Мне, однако, все это пошло на пользу. Объясню — почему. Иррумино прилетал теперь только утром — зной мог повредить этому хрупкому созданию — и старался развлечь меня всевозможными играми.
А мне, как я уже говорил, все опостылело, и в первое время я, сам того не желая, утратил все познания о мире, лишился всех своих способностей.
Прочие же растения, по правде говоря, ничему не научились в то лето и даже не подозревали, что тут можно было чему-то научиться.
Иррумино приносил мне последние новости.
— Жара не спадает и в других долинах. Даже в горах.
Я притворился, будто мне интересно.
— Кто тебе сказал?
Друг мой стал рассказывать о каких-то своих расчетах, о более жарких и менее жарких слоях воздуха, сквозь которые он пролетал, но говорил все это для пущей важности, на самом деле ему страшно было летать под палящим солнцем.
Я глядел на него искоса и видел в нем лишь возможную ипостась меня самого, беседующую со мною же; даже преломляемые им лучи были какие-то бледные, слабые.
Однажды он сознался, что все эти новости узнал от первых птиц, недавно появившихся на Сицилии.
Я говорил «Да, да», чтобы сделать ему приятное.
Объясню вам, в чем было дело. По ночам, когда кусты, травы и даже лягушки были скованы долгим, глубоким сном, я думал свою думу. Я хотел доказать себе, что все живущее должно погибнуть, и не просто затем, чтобы погибнуть, но повинуясь закону превращений. Как я мог сказать такое моему другу, умевшему только жужжать да перелетать с цветка на цветок?
И потому мне смешно было его упорное желание ставить преходящее выше истинного, к которому стремился я сам.
Я решил тихо уничтожить себя самого и не слушать, что скажут соседи, быть может удрученные моим состоянием.
— Это ни к чему, — бормотал я.
Я вздумал расстаться с моим тогдашним бытием и обрести иную природу.
— Это будет нетрудно, — подбадривал я себя.
Я не мог поверить, что для меня все будущее сведется к бликам света, к роению активированных частиц и к неудавшейся беседе с колючими кустарниками, пчелами, потоком, скалами и завихрениями ветра.
— Добьюсь своего, — говорил я себе.
Первой моей задачей было свернуть листья поплотнее, чтобы воздух меньше овевал их и они не могли бы расти; так мне удалось наполовину уменьшить ту мою часть, что была простерта наружу. Это оказалось нелегко, к тому же я не мог проверить, какую форму принял. Долгие часы ушли на то, чтобы с помощью хитрейших уловок тайно подстроить ловушку самому себе.
А однажды, когда все застыло в неподвижности, когда на горе Минео нарастал зной и разгорался непомерный свет, клонивший долу оливы и опунции, я решил не вбирать больше влагу из земли, где родился, тут, на самом краю оврага.

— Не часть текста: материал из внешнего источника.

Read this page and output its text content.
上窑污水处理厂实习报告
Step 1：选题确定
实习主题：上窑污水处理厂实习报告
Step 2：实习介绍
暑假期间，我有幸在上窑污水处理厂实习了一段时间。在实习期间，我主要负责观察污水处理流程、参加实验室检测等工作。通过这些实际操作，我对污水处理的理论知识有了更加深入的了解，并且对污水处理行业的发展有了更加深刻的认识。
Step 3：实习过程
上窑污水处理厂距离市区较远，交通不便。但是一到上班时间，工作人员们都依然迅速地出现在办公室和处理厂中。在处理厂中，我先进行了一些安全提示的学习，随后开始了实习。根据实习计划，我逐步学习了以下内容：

— Будь стоек, — шептал я себе.
Дело было трудное, ведь следовало вытащить корни, облепленные землей; однако я добился и этого — медленно, с невероятным усилием растаптывая собственную душу.
Делал я это так: когда влажный отросток корня хотел напоить меня, я перекрывал доступ влаге, выворачивая корень в сторону, противоположную этому маленькому водоносному сосуду. Конечно, то была мука, смертельный недуг, порой я падал духом, полагая, что действия мои не дадут желаемого результата. Крохотные каналы, по которым двигались соки, сужались, а потом их заполняло студенистое вещество. Я притаился, напрягая все силы, все меньше и меньше внимания обращая на происходящее вовне и на обширнейшие участки зелени, растерзанные солнцем.

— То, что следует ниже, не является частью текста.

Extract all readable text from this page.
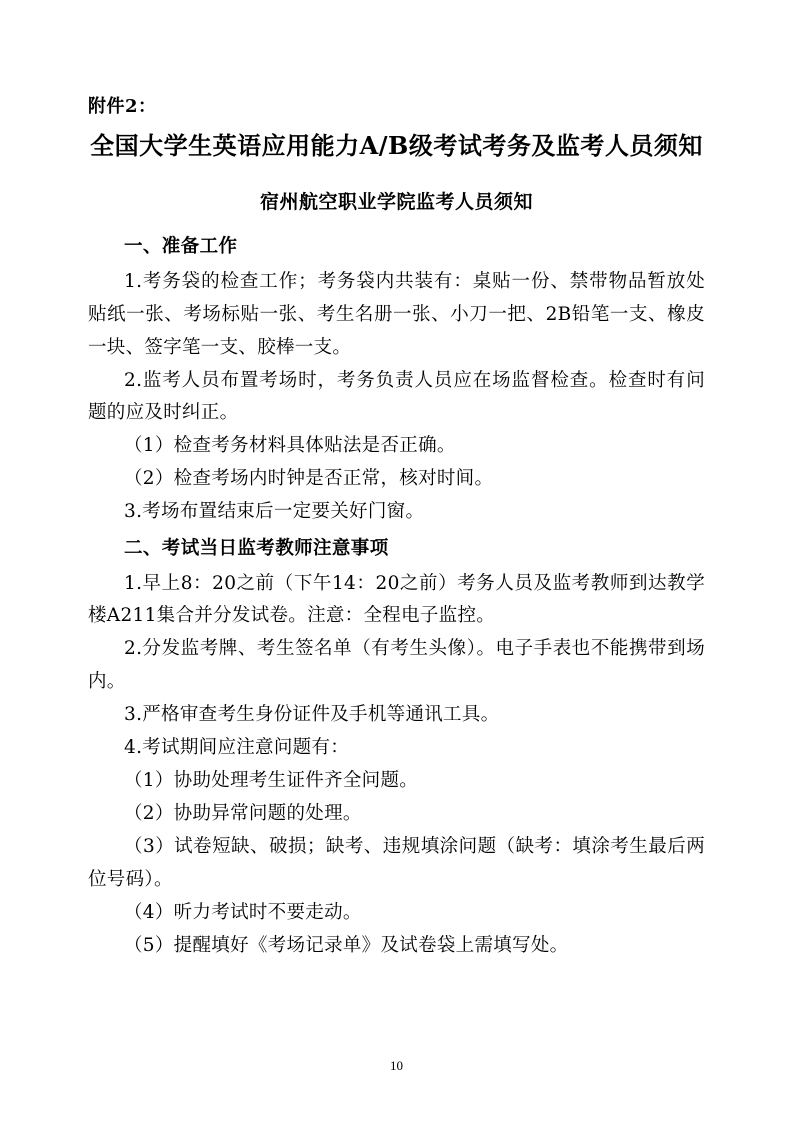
附件2：
全国大学生英语应用能力A/B级考试考务及监考人员须知
宿州航空职业学院监考人员须知
一、准备工作

1.考务袋的检查工作；考务袋内共装有：桌贴一份、禁带物品暂放处贴纸一张、考场标贴一张、考生名册一张、小刀一把、2B铅笔一支、橡皮一块、签字笔一支、胶棒一支。

2.监考人员布置考场时，考务负责人员应在场监督检查。检查时有问题的应及时纠正。

（1）检查考务材料具体贴法是否正确。

（2）检查考场内时钟是否正常，核对时间。

3.考场布置结束后一定要关好门窗。

二、考试当日监考教师注意事项

1.早上8：20之前（下午14：20之前）考务人员及监考教师到达教学楼A211集合并分发试卷。注意：全程电子监控。

2.分发监考牌、考生签名单（有考生头像）。电子手表也不能携带到场内。

3.严格审查考生身份证件及手机等通讯工具。

4.考试期间应注意问题有：

（1）协助处理考生证件齐全问题。

（2）协助异常问题的处理。

（3）试卷短缺、破损；缺考、违规填涂问题（缺考：填涂考生最后两位号码）。

（4）听力考试时不要走动。

（5）提醒填好《考场记录单》及试卷袋上需填写处。

10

Полагаю, что зной слабел и убывал изо дня в день, а может быть, мне это только казалось, ибо я начал освобождаться от докучной обузы плоти. Во всяком случае, я с каждой минутой все больше и больше терял упругость. Очевидно, я выбрал правильный путь.
Иррумино теперь почти не расставался со мной, все время вился поблизости, охваченный беспокойством; особенно его тревожило то, что на обоих склонах долины облик других растений не изменился.
— Сенапо, что с тобой случилось? — спрашивал он.
И удалялся, навещая другие цветы и прося их о помощи, но у каждого были свои нелегкие заботы, и никто не мог дать дельный совет, говорили только:
— Скоро появится вода с небес!
Я замечал, что между мною и почвой образовалось равновесие противодействующих сил, но продолжал отчаянно бороться, стремясь завершить мутацию.
Иррумино невольно помог мне.
Однажды, летая вокруг, он вонзил жало в мой стебель. Эта часть стебля скоро высохла.
Вот и хорошо, подумал я, несмотря на сильную боль.
И сказал:
— Иррумино, поищи воды и принеси мне. Может быть, спасешь меня.